Physical danger to individuals completes this risk podium. The history of terrorist attacks on national territory has left deep scars. More recently, this year, during the Champions League quarterfinals, ISIS issued death threats through a disturbing photo montage showing an armed fighter in front of several stadiums of the competition. This threat led Gérald Darmanin, the Interior Minister, to order a significant increase in security forces around the Parc des Princes in Paris. For the Games, security around and within the stadiums and event venues is paramount given the number of spectators expected. Regarding cyber risks, it is imperative to maintain the integrity of all security equipment, such as secure doors, surveillance systems, and intrusion detection devices. Unlike blocking access gates, a failure in these systems could allow free access to everyone… and anyone.
Some risks are already evident: several computer thefts have been reported targeting various profiles related to the Games, including a general secretary of a hospital in Bobigny and an engineer from the Paris City Hall. These thefts are not trivial: the stolen devices likely contain confidential documents related to the Games’ organization and security.
The Geopolitical Olympics of 2024
The Olympic Games are a magnificent showcase for all the participants, including the host country, the host city, official and commercial partners, and beyond: other nations might view them with envy or even resentment. The various international conflicts raging across the globe in recent years have pushed different nations to take sides.
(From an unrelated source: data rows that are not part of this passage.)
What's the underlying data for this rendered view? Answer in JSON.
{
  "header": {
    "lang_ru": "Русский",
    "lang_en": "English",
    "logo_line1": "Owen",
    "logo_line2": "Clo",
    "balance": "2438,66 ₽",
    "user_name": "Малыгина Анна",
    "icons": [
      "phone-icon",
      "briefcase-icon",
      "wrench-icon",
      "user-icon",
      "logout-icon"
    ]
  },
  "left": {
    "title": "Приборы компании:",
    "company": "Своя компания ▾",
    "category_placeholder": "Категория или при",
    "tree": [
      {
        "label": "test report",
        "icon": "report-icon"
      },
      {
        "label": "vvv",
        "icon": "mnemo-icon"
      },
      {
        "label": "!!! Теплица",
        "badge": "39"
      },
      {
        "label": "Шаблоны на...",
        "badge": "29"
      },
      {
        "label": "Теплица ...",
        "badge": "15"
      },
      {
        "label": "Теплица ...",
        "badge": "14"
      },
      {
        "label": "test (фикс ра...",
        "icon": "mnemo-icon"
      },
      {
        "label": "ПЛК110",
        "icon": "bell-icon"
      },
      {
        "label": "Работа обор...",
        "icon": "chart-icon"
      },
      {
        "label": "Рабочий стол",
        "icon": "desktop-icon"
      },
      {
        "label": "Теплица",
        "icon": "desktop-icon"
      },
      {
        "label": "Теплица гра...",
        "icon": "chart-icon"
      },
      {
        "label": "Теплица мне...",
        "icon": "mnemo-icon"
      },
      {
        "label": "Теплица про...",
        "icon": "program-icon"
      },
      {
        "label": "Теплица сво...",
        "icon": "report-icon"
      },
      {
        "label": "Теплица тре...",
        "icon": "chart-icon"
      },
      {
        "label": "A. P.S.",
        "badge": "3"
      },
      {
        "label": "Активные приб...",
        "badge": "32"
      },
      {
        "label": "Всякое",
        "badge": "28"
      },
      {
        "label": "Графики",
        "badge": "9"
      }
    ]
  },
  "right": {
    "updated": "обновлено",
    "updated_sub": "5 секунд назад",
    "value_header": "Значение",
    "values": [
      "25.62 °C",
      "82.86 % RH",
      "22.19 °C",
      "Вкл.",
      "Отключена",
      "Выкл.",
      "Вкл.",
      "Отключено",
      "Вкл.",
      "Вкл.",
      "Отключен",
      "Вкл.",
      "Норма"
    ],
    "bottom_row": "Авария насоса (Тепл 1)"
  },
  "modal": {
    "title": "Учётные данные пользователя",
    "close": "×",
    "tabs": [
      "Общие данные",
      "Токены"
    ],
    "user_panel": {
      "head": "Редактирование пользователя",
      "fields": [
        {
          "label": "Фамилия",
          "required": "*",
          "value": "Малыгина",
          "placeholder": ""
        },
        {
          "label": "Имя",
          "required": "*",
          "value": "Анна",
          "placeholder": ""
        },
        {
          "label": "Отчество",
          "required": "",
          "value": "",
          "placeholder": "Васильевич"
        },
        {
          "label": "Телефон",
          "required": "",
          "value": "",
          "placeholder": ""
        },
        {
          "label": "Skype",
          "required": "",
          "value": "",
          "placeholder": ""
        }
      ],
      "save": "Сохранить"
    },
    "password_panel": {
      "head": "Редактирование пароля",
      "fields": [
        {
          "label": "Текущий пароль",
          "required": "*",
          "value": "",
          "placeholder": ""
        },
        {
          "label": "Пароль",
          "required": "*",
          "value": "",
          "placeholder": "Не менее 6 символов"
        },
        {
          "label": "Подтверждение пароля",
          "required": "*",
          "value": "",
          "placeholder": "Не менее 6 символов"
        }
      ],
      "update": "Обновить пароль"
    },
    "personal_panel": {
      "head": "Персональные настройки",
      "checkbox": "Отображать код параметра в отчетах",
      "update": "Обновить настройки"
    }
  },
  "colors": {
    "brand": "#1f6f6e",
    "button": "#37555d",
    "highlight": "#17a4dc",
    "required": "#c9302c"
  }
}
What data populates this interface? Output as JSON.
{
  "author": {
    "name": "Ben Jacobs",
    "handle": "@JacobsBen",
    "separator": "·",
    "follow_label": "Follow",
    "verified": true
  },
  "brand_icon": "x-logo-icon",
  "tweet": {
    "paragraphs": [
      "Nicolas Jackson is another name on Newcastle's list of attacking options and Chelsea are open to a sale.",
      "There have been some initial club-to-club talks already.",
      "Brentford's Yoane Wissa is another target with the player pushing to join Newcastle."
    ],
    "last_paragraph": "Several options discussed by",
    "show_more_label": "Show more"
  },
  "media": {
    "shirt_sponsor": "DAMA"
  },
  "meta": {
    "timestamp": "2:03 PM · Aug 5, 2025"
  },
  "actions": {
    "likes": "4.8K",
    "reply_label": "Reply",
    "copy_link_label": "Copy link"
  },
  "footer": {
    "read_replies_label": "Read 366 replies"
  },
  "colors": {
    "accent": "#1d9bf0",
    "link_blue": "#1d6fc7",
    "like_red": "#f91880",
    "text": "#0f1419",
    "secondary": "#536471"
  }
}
The war at Europe’s doorstep, particularly, has seen the West align its political interests with Ukraine at the expense of a Russia willing to do anything to achieve victory. It is already known that Russian and Belarusian athletes will not be able to compete under their flags in Paris this summer and will have to compete under a neutral banner. Their numbers have also been reduced; there were 335 Russians at the Tokyo Games in 2021, and “there may be no more than 40,” according to IOC Vice President John Coates. Worse still, on March 19, the International Olympic Committee ruled that these athletes would not be invited to march during the opening ceremony.
On the other side of the Mediterranean Sea, the situation in the Middle East is no better. While Israel and Hamas clash in the desolate lands of Gaza, Iran mobilizes different resources. The country, itself torn by an unprecedented wave of social protests, sees different profiles of actors taking positions for two closely related causes. The first, supported by the authoritarian regime, directly attacks Israeli and, more broadly, Western IT infrastructures in response to the lack of support for the Palestinian people. The second, fueled by the repression suffered by the population and the violation of women’s rights, mobilizes to strike the government in place.
The stances taken as the event approaches are becoming increasingly complex. Regardless of the evolution of conflicts involving France and more broadly the international geopolitical situation, some parties will be dissatisfied. Unfortunately, these dissatisfied groups include some of the world’s best hackers who will not hesitate to use the Games’ prominence as a vector for their agendas.